アメリカのコロナ禍惨状の一因…誤った医療制度

 昨年末、病に倒れ、友人の付き添いでエール大学近くの病院に行きました。衰弱と苦痛を訴えますが、17時間放置されます。医師の診察を受けると、肝臓の膿瘍のうようと敗血症。緊急手術でした。

 
 

 新年に意識を回復し、怒りを覚えました。米国が健康を基本的人権と認めていないことに、医療も拝金主義に染まり、国民本位の公的制度が不備なことに。

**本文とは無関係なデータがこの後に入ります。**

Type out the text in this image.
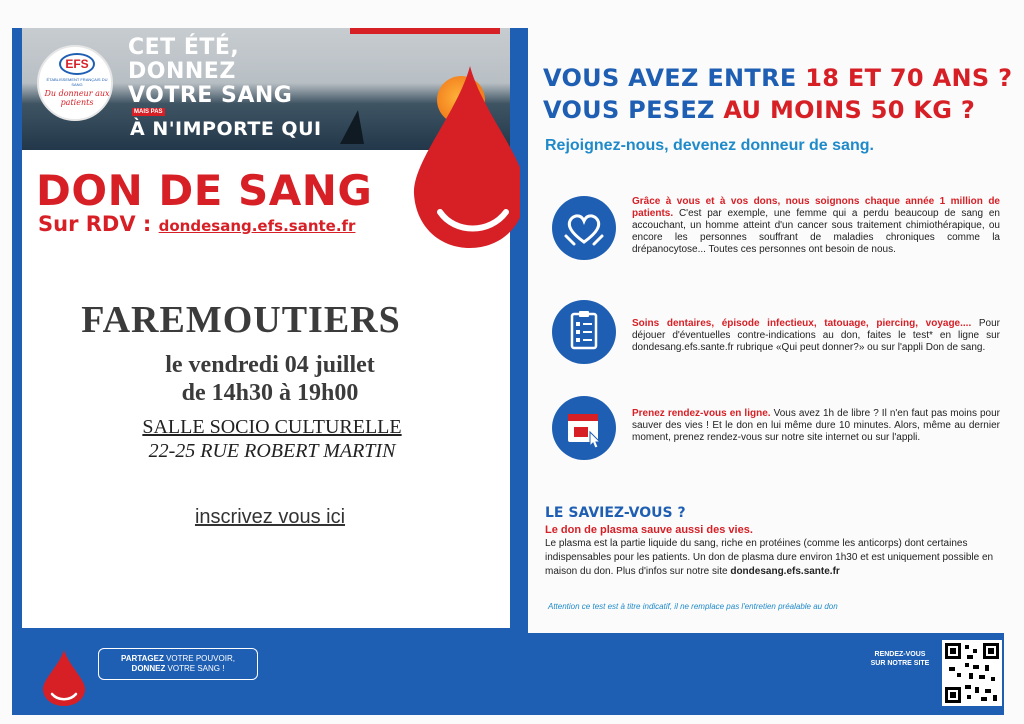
EFS
ÉTABLISSEMENT FRANÇAIS DU SANG
Du donneur aux patients
CET ÉTÉ,
DONNEZ
VOTRE SANG
MAIS PAS
À N'IMPORTE QUI
DON DE SANG
Sur RDV : dondesang.efs.sante.fr
FAREMOUTIERS
le vendredi 04 juillet
de 14h30 à 19h00
SALLE SOCIO CULTURELLE
22-25 RUE ROBERT MARTIN
inscrivez vous ici
VOUS AVEZ ENTRE 18 ET 70 ANS ?
VOUS PESEZ AU MOINS 50 KG ?
Rejoignez-nous, devenez donneur de sang.
Grâce à vous et à vos dons, nous soignons chaque année 1 million de patients. C'est par exemple, une femme qui a perdu beaucoup de sang en accouchant, un homme atteint d'un cancer sous traitement chimiothérapique, ou encore les personnes souffrant de maladies chroniques comme la drépanocytose... Toutes ces personnes ont besoin de nous.
Soins dentaires, épisode infectieux, tatouage, piercing, voyage.... Pour déjouer d'éventuelles contre-indications au don, faites le test* en ligne sur dondesang.efs.sante.fr rubrique «Qui peut donner?» ou sur l'appli Don de sang.
Prenez rendez-vous en ligne. Vous avez 1h de libre ? Il n'en faut pas moins pour sauver des vies ! Et le don en lui même dure 10 minutes. Alors, même au dernier moment, prenez rendez-vous sur notre site internet ou sur l'appli.
LE SAVIEZ-VOUS ?
Le don de plasma sauve aussi des vies.
Le plasma est la partie liquide du sang, riche en protéines (comme les anticorps) dont certaines indispensables pour les patients. Un don de plasma dure environ 1h30 et est uniquement possible en maison du don. Plus d'infos sur notre site dondesang.efs.sante.fr
Attention ce test est à titre indicatif, il ne remplace pas l'entretien préalable au don
PARTAGEZ VOTRE POUVOIR,
DONNEZ VOTRE SANG !
RENDEZ-VOUS
SUR NOTRE SITE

 米国のコロナ禍の惨状の一因は誤った医療制度にあります。疫病は医療の恩恵を受けづらい未熟練労働者やアフリカ系、ヒスパニック系ら貧しい住民に過酷です。

トランプ氏は願望と気分の政治家

 トランプ氏は真実と事実から目を背ける、願望と気分の政治家です。まずコロナウイルスの脅威に向き合わず、次に脅威だとしても米国には波及しないと吹聴した。希望的観測です。このため初動が遅れてしまった。

 政治的な思惑も絡むと私は見ています。トランプ氏周辺は当初ニューヨークで感染が拡大する中、被害は有色人種や民主党支持者らの多く住む都市に限られるはずだと見なしたようです。これも対策が後手に回った一因でしょう。

 トランプ氏周辺は「自助」を強調する傾向が強い。福祉嫌いにも表れています。それは人種差別的な色合いも帯びる。支持者らにこう諭します。「福祉は有色人種や移民を助けるだけ。我ら白人は自立している。福祉は不要だ」

 民主党支持者の多い都市、ミネアポリスで5月下旬に起きた黒人暴行死事件は象徴的です。犠牲者はコロナ禍に伴う飲食店の休業で警備員の職を失い、自身も感染していた。白人警官に対する怒りは全50州での抗議運動に発展しました。1960年代後半のベトナム反戦運動以来の規模でした。

 トランプ氏は大半が平和的な抗議運動を暴動と断じました。その言動は白人の間には「自分たちは暴徒の犠牲者だ」とする意識を与えたと私は考えます。「白人は無垢むく」という神話的な潜在意識を刺激したはずです。